Jimmy: We were hoping to be the truth-setters. Really diving in, like investigative journalists and really getting the story right. That was really important for us. It was important for us to get in front of it.

I was curious about the soccer team's coach, who was trapped in the cave with them. Was the extraction process any different for him since he was older and presumably physically bigger than the boys on the team? Do you know anything about that?

Chai: Yes. It was actually one of the parts that's not in the film because it's too complicated. It wasn't different. It was Jim Warny, who's the fifth diver added on the last day, who brought out the coach, and he actually had an incident where he kind of came out of his anesthetization and grabbed the breathing pipes. I've met him with several of the kids in Thailand. It's less that he's the coach – he's the assistant coach. The main coach was not there that day. And he's kind of like a big brother to those kids.

Jimmy: How many years older?

Chai: He's 25 now, so he was 22 at the time. Like, they sit on his lap. Also, he's an undocumented person from northern Thailand, so he also doesn't speak fluent Thai. So there's an interesting dynamic, but he's a very gentle soul, and these children really look up to him.

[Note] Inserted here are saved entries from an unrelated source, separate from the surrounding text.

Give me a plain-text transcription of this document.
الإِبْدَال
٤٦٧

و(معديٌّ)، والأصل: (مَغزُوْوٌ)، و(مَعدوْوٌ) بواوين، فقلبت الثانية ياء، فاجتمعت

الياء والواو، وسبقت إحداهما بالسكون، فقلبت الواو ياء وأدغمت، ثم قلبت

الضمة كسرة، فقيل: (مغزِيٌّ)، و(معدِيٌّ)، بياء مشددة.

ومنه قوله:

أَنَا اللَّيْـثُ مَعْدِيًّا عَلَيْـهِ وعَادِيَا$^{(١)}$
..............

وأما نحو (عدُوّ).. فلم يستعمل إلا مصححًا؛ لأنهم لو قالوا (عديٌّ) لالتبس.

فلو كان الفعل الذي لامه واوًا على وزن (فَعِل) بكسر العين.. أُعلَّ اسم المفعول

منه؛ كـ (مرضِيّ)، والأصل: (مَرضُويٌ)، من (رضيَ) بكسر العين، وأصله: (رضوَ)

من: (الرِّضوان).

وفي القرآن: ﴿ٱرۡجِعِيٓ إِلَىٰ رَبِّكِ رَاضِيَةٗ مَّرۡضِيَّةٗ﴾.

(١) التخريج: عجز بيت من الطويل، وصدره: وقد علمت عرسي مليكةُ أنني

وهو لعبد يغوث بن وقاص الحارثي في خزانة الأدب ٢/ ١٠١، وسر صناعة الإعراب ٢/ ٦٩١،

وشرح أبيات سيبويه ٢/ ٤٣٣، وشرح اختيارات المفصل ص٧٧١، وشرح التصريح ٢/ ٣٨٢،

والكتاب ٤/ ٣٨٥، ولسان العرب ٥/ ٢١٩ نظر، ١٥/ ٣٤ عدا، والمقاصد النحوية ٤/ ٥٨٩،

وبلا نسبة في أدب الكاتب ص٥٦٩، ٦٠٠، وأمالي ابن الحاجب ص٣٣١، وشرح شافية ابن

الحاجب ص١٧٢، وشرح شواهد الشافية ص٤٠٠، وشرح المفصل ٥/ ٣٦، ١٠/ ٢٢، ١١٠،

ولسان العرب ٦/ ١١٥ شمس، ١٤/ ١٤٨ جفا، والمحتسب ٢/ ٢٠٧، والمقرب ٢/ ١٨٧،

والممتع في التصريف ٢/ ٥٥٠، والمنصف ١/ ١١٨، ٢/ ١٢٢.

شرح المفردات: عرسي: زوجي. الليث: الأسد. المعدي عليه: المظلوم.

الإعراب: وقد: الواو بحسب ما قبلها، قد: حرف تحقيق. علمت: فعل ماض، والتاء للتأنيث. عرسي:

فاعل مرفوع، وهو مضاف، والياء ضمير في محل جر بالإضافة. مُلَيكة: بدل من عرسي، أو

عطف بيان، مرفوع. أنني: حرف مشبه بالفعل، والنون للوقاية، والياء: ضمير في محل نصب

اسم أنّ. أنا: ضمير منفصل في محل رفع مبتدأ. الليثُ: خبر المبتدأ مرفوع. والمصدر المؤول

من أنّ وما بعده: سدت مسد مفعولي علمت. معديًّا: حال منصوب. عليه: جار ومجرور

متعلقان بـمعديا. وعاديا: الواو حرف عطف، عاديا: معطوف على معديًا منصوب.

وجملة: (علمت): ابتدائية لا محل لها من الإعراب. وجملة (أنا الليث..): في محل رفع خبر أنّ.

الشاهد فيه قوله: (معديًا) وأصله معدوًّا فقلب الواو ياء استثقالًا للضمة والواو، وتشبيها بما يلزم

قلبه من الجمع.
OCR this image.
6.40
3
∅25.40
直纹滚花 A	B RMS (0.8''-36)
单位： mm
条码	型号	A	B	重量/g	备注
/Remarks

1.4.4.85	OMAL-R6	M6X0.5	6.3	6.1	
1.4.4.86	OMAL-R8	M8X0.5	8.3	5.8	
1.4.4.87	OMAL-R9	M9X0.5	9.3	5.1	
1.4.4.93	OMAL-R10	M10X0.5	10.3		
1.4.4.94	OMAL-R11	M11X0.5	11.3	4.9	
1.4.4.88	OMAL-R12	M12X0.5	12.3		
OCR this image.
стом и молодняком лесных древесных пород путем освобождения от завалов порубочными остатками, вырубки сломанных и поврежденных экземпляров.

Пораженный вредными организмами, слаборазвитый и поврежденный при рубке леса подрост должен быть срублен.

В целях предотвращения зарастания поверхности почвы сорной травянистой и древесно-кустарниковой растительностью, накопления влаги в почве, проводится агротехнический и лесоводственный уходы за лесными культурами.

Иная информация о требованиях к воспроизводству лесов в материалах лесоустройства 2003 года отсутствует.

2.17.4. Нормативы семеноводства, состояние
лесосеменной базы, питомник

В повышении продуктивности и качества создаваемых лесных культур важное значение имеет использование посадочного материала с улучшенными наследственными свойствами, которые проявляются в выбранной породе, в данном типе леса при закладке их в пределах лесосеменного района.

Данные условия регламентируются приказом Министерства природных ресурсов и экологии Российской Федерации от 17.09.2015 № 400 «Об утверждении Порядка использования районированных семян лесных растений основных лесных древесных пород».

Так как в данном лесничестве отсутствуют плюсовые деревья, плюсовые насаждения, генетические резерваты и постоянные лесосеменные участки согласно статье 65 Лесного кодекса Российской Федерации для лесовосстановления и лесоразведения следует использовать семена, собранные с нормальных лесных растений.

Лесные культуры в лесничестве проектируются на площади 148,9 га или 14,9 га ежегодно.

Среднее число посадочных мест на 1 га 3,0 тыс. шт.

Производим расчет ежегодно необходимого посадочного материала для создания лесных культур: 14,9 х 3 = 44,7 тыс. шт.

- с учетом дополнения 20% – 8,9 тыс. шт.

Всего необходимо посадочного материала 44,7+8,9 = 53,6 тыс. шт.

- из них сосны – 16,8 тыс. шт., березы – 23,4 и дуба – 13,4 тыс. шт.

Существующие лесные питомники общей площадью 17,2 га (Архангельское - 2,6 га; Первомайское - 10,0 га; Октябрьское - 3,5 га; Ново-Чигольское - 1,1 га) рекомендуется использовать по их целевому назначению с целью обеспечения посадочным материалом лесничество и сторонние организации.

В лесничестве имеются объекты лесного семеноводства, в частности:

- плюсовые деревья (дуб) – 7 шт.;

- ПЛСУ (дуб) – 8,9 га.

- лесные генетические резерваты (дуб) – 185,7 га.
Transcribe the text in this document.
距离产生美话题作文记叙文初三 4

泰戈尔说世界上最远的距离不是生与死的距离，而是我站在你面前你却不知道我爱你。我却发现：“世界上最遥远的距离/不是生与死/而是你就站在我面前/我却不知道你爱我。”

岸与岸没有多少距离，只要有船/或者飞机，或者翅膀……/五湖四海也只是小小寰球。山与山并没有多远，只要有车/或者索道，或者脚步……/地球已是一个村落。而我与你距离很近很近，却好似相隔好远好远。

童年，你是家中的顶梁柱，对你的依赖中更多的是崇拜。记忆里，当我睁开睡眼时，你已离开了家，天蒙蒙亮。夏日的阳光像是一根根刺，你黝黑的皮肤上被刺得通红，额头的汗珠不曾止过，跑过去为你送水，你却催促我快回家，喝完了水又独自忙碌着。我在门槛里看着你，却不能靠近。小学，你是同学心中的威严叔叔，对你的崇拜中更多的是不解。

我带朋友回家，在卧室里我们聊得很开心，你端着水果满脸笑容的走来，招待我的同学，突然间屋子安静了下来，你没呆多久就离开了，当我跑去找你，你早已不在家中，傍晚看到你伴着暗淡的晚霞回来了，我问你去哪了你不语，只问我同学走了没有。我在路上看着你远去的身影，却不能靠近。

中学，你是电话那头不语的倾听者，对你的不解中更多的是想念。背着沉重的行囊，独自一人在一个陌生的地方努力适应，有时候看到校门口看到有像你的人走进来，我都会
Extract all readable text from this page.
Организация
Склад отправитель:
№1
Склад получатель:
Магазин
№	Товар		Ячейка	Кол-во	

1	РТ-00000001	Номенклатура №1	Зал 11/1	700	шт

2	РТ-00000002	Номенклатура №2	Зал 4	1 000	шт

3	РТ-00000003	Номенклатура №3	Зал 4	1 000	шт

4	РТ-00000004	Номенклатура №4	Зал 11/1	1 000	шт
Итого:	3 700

Jimmy: He was previously a monk.

Oh, wow. So I probably have time for one last question for you guys. What's the status on "Nyad?" [Their next film is a narrative feature about Diana Nyad (Annette Bening), who in 2013 became the first person to ever swim the 103 miles from Cuba to Florida.] How are you feeling about making the jump from documentary to narrative?

Chai: We're terrified. Isn't that the point? (laughs) But I think every film we make, we're terrified and don't want to do it, and then we're suddenly there. We're very excited.

Last I heard, production was supposed to start last summer. Were you able to start at that point?

Chai: Pre-pro starts in November.

"The Rescue" hits theaters on October 8, 2021.